During the 1970s, he published poetry, most of them collected in three anthologies: "Santidad y guerrería" (Holiness and Guerrieri), "Hombre de luz" (Man of Light) and "La mano universal" (The universal hand). "Poemas del hombre y las desolaciones" (Likewise, we should point Poems of man and desolation), "De ese Dios de las totalidades" (From the God of wholes), "Antología poética" (Poetic Anthology), " La desolación" ("The desolation), " Sonetos de la muerte" (Sonnets of Death) and a two-volume novel about the Spanish Civil War : "Diosdado de lo alto" (Diosdado from above). He also worked as well extensive teaching, journalism and essays. He published them in magazines and newspapers around half the world.

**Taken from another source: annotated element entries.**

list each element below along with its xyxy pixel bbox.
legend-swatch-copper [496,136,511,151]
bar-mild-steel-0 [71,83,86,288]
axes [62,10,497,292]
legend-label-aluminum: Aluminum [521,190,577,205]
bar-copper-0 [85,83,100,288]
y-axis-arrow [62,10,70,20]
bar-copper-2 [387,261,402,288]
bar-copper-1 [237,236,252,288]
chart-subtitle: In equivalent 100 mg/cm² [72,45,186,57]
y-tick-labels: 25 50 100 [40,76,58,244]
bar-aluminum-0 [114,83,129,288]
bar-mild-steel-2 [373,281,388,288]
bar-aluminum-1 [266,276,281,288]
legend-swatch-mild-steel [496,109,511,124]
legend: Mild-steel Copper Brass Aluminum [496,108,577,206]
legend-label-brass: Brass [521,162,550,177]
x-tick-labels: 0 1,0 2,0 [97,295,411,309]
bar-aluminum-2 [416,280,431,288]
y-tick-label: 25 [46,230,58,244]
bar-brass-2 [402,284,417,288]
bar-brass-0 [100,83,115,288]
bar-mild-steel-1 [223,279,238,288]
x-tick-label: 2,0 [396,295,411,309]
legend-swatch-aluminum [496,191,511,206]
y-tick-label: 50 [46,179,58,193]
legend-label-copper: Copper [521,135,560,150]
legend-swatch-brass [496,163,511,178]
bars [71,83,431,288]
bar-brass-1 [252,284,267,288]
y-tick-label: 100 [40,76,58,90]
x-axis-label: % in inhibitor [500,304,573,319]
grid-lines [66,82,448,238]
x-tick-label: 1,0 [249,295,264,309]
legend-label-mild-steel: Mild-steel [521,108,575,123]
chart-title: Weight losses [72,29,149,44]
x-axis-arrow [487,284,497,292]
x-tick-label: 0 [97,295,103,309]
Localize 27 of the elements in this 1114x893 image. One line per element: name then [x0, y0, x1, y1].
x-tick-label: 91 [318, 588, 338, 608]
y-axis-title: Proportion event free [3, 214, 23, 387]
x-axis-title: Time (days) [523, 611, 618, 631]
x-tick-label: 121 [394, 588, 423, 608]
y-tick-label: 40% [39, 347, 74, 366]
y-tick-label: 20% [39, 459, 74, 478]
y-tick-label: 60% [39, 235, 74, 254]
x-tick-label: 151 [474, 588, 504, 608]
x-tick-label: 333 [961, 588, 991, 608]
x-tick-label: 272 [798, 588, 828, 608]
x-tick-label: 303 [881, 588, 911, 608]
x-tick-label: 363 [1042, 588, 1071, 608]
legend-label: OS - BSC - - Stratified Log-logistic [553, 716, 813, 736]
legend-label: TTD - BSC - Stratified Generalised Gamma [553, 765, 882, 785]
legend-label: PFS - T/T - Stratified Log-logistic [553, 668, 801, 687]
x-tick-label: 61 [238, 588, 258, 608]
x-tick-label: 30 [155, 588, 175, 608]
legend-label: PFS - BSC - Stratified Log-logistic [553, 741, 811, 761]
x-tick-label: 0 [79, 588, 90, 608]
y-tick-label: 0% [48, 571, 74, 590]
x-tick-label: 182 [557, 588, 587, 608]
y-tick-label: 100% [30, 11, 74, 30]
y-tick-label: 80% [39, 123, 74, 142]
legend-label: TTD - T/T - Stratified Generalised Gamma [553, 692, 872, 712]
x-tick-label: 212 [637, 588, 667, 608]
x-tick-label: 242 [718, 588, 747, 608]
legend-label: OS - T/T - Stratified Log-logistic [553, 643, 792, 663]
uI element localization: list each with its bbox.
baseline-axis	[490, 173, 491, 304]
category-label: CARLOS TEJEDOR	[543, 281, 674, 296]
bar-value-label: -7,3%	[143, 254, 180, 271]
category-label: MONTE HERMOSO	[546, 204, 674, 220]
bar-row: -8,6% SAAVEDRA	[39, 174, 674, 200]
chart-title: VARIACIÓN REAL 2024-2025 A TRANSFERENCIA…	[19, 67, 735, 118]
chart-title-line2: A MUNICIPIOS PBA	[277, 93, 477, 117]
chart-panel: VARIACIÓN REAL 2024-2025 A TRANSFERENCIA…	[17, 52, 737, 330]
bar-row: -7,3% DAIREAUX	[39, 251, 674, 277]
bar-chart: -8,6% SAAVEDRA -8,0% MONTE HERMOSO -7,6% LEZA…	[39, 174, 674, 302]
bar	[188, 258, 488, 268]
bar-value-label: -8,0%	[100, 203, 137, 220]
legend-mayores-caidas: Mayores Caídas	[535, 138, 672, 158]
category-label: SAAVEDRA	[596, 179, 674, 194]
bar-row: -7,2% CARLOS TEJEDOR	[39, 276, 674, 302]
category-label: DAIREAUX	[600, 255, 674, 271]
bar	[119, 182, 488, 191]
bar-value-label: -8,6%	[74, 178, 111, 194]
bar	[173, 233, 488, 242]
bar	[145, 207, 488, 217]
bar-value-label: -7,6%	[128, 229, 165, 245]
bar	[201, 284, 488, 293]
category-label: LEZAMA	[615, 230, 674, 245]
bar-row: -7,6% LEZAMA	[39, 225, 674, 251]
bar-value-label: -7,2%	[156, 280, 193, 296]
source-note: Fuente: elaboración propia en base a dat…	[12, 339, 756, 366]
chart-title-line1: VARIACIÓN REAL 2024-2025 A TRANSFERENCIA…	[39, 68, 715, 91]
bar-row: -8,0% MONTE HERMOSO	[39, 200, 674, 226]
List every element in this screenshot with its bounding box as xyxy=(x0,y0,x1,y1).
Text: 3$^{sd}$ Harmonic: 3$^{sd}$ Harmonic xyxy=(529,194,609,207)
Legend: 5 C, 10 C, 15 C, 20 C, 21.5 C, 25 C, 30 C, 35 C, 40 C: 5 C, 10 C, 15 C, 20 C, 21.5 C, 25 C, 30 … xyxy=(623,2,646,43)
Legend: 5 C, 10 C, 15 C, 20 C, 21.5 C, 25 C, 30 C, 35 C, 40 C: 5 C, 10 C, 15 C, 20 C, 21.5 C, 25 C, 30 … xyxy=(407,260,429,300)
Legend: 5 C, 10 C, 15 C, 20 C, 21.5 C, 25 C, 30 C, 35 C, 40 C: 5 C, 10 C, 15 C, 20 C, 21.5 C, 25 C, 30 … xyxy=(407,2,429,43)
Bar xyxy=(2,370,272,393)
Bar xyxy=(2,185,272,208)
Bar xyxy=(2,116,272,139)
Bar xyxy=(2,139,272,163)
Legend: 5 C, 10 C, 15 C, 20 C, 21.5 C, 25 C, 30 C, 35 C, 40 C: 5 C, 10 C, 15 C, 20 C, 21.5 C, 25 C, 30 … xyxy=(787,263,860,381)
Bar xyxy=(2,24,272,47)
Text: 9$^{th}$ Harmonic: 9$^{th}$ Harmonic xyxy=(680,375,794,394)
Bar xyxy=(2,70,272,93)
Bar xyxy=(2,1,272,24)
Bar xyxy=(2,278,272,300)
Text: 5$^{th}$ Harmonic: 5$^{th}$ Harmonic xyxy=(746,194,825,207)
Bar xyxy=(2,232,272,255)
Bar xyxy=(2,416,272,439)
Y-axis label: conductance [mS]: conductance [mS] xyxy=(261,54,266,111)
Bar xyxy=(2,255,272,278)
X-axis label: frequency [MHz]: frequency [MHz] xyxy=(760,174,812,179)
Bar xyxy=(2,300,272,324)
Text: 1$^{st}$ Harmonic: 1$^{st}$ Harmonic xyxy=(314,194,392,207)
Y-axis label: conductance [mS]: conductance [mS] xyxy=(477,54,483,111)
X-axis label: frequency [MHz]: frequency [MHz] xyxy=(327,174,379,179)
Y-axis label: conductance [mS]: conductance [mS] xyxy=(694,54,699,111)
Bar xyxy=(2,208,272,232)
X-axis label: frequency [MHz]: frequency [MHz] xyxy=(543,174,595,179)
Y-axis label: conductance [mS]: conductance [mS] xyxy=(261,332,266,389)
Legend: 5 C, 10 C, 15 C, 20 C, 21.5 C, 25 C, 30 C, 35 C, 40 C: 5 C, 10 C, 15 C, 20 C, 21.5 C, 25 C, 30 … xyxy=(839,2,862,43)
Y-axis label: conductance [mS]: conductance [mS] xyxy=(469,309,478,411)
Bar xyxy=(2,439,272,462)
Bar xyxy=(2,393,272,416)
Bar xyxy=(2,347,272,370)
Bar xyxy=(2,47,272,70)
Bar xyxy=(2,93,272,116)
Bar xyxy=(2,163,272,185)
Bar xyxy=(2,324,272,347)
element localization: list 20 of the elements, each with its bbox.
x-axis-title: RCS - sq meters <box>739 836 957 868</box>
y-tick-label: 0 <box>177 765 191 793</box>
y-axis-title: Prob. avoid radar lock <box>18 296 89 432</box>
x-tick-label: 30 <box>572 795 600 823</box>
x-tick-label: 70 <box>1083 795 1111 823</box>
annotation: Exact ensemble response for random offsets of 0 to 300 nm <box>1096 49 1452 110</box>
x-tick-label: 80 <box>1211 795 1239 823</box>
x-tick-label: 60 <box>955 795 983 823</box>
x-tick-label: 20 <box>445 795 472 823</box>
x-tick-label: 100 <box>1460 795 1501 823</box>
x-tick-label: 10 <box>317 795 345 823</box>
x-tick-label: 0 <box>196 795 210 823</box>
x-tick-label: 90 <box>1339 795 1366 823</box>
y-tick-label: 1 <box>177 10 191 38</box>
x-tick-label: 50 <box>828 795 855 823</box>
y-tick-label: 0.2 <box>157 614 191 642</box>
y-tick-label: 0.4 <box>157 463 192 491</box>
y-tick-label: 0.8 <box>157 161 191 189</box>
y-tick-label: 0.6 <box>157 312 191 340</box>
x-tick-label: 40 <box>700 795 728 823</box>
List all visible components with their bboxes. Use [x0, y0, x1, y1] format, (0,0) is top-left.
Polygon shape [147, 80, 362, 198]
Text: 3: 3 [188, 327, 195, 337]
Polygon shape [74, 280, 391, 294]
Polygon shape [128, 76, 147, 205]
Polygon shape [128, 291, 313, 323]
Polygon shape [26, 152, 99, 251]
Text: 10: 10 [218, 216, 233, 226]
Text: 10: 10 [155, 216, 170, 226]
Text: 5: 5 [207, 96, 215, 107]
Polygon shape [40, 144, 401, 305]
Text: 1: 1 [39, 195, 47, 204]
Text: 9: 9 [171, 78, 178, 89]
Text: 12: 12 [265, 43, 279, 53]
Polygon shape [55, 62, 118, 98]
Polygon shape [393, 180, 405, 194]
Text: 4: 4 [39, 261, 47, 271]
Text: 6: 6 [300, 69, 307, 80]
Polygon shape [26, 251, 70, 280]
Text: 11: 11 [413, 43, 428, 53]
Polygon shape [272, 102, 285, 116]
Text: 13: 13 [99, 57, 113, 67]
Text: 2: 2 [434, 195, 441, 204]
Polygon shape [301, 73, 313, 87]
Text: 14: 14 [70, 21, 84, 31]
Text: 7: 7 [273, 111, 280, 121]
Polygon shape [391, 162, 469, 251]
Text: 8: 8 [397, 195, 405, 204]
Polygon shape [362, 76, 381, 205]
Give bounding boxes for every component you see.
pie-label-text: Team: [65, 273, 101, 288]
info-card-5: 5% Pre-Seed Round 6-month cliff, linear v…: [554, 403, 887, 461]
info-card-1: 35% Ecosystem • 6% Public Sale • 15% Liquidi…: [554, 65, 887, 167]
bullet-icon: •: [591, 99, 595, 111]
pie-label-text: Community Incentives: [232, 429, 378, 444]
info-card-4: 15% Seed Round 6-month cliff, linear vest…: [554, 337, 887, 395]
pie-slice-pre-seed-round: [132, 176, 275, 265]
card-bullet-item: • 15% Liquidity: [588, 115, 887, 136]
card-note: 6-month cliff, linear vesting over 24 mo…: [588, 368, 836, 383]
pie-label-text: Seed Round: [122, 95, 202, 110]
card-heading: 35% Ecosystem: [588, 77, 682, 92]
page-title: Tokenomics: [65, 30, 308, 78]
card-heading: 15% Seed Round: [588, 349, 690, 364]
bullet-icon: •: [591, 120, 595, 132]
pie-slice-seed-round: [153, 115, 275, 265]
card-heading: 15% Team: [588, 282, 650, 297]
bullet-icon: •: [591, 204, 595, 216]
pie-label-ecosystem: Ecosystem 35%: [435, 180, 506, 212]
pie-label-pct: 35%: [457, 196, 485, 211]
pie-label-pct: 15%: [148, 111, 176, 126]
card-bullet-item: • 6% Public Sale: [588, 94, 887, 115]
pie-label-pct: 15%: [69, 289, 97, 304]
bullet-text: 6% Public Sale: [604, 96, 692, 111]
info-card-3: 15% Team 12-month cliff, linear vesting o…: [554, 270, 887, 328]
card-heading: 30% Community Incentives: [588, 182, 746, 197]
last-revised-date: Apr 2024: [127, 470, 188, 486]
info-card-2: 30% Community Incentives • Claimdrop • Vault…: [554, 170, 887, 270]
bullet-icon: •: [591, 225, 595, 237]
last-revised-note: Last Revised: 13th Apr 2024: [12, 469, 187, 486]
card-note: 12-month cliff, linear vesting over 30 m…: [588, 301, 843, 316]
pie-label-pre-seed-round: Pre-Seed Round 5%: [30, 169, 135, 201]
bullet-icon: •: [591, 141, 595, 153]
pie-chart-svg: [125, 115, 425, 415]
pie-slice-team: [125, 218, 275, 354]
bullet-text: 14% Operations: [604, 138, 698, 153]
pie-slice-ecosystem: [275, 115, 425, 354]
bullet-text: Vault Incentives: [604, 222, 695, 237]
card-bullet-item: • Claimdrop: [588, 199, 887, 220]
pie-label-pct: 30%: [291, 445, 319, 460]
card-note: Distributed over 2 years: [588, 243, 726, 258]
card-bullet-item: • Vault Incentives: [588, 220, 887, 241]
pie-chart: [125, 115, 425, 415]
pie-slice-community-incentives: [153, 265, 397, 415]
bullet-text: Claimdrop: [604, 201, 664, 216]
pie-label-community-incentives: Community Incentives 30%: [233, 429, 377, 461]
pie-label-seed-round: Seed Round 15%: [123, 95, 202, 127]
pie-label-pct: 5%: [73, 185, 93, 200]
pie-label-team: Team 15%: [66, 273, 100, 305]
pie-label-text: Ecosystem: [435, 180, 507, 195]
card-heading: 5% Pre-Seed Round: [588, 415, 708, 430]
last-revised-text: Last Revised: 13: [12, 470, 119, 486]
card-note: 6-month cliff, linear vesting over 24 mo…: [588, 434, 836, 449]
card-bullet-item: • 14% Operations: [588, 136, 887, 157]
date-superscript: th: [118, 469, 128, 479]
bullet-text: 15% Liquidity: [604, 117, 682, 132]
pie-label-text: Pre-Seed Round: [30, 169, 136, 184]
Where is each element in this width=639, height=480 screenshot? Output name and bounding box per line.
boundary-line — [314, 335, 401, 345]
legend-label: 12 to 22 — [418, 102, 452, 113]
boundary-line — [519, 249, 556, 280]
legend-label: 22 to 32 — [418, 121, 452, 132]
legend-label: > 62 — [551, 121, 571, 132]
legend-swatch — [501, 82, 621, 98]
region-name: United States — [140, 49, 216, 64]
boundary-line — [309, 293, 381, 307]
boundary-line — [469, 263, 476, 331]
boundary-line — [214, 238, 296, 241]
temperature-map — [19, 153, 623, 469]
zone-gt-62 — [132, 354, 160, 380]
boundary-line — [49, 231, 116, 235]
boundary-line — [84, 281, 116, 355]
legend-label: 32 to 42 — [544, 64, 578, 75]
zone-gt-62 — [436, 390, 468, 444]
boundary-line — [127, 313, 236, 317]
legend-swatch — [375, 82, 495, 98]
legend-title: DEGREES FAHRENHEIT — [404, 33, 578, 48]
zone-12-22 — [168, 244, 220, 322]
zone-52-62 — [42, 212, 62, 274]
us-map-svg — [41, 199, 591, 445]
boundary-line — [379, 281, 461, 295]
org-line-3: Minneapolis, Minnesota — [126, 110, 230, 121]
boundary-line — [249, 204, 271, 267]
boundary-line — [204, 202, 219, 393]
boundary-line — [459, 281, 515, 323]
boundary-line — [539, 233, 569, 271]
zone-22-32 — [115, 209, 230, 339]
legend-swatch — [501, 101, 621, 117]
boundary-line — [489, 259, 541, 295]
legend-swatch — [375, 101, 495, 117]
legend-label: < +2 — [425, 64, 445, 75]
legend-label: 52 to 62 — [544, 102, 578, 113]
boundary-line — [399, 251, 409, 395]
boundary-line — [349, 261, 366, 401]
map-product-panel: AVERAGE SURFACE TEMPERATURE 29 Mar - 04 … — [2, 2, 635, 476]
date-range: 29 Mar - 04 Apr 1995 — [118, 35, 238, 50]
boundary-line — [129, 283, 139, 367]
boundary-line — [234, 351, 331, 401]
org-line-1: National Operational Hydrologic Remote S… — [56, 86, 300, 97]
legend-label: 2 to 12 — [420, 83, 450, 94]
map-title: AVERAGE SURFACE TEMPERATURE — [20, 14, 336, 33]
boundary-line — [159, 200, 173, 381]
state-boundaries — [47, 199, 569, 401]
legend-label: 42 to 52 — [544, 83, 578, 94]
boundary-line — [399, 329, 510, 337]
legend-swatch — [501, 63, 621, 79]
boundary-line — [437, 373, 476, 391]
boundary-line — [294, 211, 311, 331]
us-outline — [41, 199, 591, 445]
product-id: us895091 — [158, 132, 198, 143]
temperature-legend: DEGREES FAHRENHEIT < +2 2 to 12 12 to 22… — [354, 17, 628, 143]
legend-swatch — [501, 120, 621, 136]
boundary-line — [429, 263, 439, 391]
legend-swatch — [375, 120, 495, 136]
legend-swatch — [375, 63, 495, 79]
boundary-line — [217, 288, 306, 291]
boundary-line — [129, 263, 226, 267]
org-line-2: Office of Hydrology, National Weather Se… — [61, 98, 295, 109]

His work has been chosen for doctoral theses in many parts of the world.

== Awards ==
He received many awards throughout his life, among those:
- The Commendation of Isabel the Catholic
- Freedom Prize of the City of New York (1986)
- Silver Medal of Andalusia
- Vasconcelos Award (Mexico-1990)
- Award the Knights Order and of Civil Merit in the degree of Number granted by the King of Spain.
- Order of Christopher Columbus from the Dominican Republic (1991).
- He was declared favorite son of his hometown of Rociana in 1979, where the House of Culture bearing his name, in addition to an existing intellectual foundation based in the locality.

== Legacy ==
His works has been translated, at least in English, Portuguese, French, Italian, Russian, Chinese, Dutch, Arabic, Hebrew and Macedonian.

==Works==
He has published sixty-six books of poetry. Some of them are:

=== Lyric ===
- Santidad y guerrería (Holiness and Guerrieri), (1969)
- Hombre de luz (Man of Light) (1972)
- La mano universal (Universal Hand) (1985)
- Poemas el hombre y las desolaciones (Poetry man and desolation) (1988)
- De ese Dios de las totalidades (In this God of wholes) (1991)
- Antología poética (Poetic Anthology) (1995)
- Sonetos de la muerte (Sonnets of Death) (2000)

=== Narrative ===
- Diosdado de lo Alto (novela sobre la Guerra Civil Española, en dos partes, 1980 y 1990) (Diosdado on High (novel about the Spanish Civil War, in two parts, 1980 and 1990).

=== Criticism ===
- Experiencias vitales en la obra poética de Miguel Hernández (Life experiences in the poetry of Miguel Hernandez) (1981).